使節が持ち帰るはずだった最後の和平の言葉は、こうして空しく消えた。
メネラオスとオデュッセウスがトロイアを去るとき、背後にはなお高い城がそびえていた。城壁は陽の光の下で白く見え、塔の上では人々が彼らの船を見送っていた。海は来たときと同じように広かったが、二人の胸にはもう、往路とは違う思いがあった。
彼らはトロイアの返答を携えて、アウリスへ戻った。
陣営でそれを聞いたギリシアの諸王は、もう待つ理由がなくなったことを悟った。怒って盾を叩く者もいれば、黙って武器を確かめる者もいた。水夫たちは綱を巻き、戦士たちは兜を磨いた。海辺の祭壇からは煙が上がり、風は帆布を鳴らしながら、彼らを沖へ急かしているようだった。

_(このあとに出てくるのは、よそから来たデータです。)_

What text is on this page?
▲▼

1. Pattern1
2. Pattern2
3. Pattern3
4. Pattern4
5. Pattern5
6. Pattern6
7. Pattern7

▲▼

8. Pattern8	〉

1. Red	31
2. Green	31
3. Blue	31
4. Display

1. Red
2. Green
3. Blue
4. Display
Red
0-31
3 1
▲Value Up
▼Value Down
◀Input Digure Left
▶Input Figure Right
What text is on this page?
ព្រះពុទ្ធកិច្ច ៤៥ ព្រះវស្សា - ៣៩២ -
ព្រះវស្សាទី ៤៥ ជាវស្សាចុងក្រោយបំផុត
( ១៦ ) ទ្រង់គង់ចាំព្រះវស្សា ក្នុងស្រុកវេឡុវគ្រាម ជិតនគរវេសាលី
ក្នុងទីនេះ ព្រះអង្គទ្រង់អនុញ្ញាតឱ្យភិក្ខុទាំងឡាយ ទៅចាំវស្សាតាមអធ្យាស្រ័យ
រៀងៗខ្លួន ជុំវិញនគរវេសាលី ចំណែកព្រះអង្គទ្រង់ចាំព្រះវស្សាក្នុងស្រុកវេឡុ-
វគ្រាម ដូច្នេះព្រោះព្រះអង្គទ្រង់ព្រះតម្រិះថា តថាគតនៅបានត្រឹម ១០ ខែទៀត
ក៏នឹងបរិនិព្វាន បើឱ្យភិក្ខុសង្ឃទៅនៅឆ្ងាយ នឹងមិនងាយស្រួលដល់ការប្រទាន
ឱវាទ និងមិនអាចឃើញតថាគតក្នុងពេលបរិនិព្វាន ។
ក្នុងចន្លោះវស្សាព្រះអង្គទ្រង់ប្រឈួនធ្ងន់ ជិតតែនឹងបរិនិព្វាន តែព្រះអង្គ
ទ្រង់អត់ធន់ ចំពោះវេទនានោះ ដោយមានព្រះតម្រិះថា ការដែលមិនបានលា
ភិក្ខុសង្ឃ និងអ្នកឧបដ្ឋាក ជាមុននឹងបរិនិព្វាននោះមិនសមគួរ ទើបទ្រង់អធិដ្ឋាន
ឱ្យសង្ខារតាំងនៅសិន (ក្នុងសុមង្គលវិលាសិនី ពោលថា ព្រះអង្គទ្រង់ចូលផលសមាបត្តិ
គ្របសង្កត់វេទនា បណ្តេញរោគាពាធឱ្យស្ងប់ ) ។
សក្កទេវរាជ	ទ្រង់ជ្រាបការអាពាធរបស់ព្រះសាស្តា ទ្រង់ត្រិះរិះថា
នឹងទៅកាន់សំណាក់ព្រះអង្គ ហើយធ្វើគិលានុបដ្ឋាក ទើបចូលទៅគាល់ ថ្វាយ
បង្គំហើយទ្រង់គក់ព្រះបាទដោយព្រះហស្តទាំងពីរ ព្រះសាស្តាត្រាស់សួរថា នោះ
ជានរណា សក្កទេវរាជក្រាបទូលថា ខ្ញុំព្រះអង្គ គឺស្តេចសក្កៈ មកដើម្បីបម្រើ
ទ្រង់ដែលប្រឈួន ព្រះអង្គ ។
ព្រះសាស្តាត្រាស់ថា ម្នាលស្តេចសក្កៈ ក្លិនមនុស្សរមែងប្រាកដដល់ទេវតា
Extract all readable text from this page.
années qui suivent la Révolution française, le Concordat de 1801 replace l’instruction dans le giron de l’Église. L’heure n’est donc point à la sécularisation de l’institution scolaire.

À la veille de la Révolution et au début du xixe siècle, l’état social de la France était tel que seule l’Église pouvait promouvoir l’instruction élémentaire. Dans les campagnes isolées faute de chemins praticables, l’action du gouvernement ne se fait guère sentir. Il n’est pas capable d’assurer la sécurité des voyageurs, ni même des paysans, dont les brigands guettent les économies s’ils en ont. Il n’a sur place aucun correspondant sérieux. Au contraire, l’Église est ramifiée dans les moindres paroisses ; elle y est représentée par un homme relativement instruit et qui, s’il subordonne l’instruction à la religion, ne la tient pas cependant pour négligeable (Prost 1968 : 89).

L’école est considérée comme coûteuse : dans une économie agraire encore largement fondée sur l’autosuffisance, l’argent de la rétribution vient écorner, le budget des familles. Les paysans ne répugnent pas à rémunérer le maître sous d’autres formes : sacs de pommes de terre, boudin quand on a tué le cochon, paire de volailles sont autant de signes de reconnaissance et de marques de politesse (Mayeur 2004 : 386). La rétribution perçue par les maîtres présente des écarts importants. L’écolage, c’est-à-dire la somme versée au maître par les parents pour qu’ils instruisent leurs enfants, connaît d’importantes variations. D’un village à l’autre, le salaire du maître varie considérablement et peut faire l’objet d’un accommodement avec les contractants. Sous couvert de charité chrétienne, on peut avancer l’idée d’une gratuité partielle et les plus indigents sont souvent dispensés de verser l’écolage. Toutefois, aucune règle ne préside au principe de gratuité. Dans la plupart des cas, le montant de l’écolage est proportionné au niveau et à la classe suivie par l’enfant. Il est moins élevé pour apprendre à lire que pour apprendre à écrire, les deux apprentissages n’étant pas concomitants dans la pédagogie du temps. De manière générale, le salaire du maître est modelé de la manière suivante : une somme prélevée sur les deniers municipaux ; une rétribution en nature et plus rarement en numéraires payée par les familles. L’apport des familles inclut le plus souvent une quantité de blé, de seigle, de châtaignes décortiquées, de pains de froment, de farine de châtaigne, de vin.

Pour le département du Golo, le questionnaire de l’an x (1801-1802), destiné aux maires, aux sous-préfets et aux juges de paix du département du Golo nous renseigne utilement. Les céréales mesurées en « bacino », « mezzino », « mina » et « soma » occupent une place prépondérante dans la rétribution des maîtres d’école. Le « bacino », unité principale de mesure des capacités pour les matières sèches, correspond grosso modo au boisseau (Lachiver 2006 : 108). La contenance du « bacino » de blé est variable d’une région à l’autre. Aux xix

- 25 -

メネラオスは海倫を取り戻せなかった。阿伽門農も、トロイアから譲歩を得ることはできなかった。もともと細く残っていた和平への道は、トロイア人自身の手で塞がれてしまったのである。
それ以後、アウリスの海岸に並ぶ船は、ただ集まっているだけの船ではなくなった。トロイアの城を攻めるための戦船となったのだ。ギリシア人は、吹くべき風と、出発を許す神々のしるしを待ちながら、やがて迫り来る戦いへ向かっていく。遠いトロイアには、これからどれほど多くの槍と盾と運命が押し寄せるのか、まだ誰も知らなかった。